Strontium ions capturing in aqueous media using exfoliated titanium aluminum carbide (Ti2AlC MAX phase)

Abstract The etching of MAX phases using hydrofluoric acid (HF) is not environmentally-friendly. Therefore, in this study, a MAX phase named Ti2AlC was synthesized and etched using a green hydrothermal alkalization approach, resulting in nanofibers (Alk–Ti2Cfibr) and sheet-like (Alk–Ti2Csheet) nanostructures. Nanostructures with exceptional physicochemical properties with an excessive number of active binding moieties were deployed to remove radioactive strontium ions (Sr2+) from matrices, such as deionized (DI), tape, and seawater. The synthesized nanostructures were characterized using analytical techniques, including X-ray diffraction, scanning electron microscopy, X-ray photoelectron spectroscopy, and infrared spectroscopy. The synthesized nanostructures were highly stable in water, unlike other HF-etched MXenes, possess a unique structure, large surface area, and are enriched with oxygenated terminal groups.

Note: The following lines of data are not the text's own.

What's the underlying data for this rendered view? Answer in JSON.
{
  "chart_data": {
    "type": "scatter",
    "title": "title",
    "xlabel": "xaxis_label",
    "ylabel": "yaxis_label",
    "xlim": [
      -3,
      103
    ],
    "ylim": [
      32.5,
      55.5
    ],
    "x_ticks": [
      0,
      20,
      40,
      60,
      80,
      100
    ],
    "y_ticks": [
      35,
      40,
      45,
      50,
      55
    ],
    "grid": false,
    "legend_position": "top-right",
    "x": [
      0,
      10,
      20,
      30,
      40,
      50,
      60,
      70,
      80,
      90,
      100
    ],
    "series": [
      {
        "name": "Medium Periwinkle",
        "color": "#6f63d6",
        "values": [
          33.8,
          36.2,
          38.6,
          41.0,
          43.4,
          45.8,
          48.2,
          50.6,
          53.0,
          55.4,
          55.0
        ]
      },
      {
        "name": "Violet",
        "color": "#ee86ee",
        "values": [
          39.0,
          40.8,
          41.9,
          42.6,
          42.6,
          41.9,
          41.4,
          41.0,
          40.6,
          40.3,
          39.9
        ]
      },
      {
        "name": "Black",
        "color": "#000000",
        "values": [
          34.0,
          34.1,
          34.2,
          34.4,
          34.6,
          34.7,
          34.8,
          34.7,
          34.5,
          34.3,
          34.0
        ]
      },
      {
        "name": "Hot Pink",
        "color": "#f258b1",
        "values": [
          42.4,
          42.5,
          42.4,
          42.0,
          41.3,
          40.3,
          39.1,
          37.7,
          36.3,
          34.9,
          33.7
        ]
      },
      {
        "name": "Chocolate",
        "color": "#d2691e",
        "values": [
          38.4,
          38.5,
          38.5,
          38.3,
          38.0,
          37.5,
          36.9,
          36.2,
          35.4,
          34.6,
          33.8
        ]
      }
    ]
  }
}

Sr2+ adsorption performance of nanofibers and nanosheets was evaluated in typical batch tests. The nanostructure unveiled a maximum adsorption capacity of 296.46 mg/g, which is among the maximum removal capacity reported for similar removal, including identical graphene oxide and its composites. Additionally, in seawater, Sr2+ adsorption capacity was 3543.33 µg/g with more than 95% removal efficiency. The adsorption mechanism study confirms the electrostatic interactions between Alk–Ti2Csheet and Sr2+.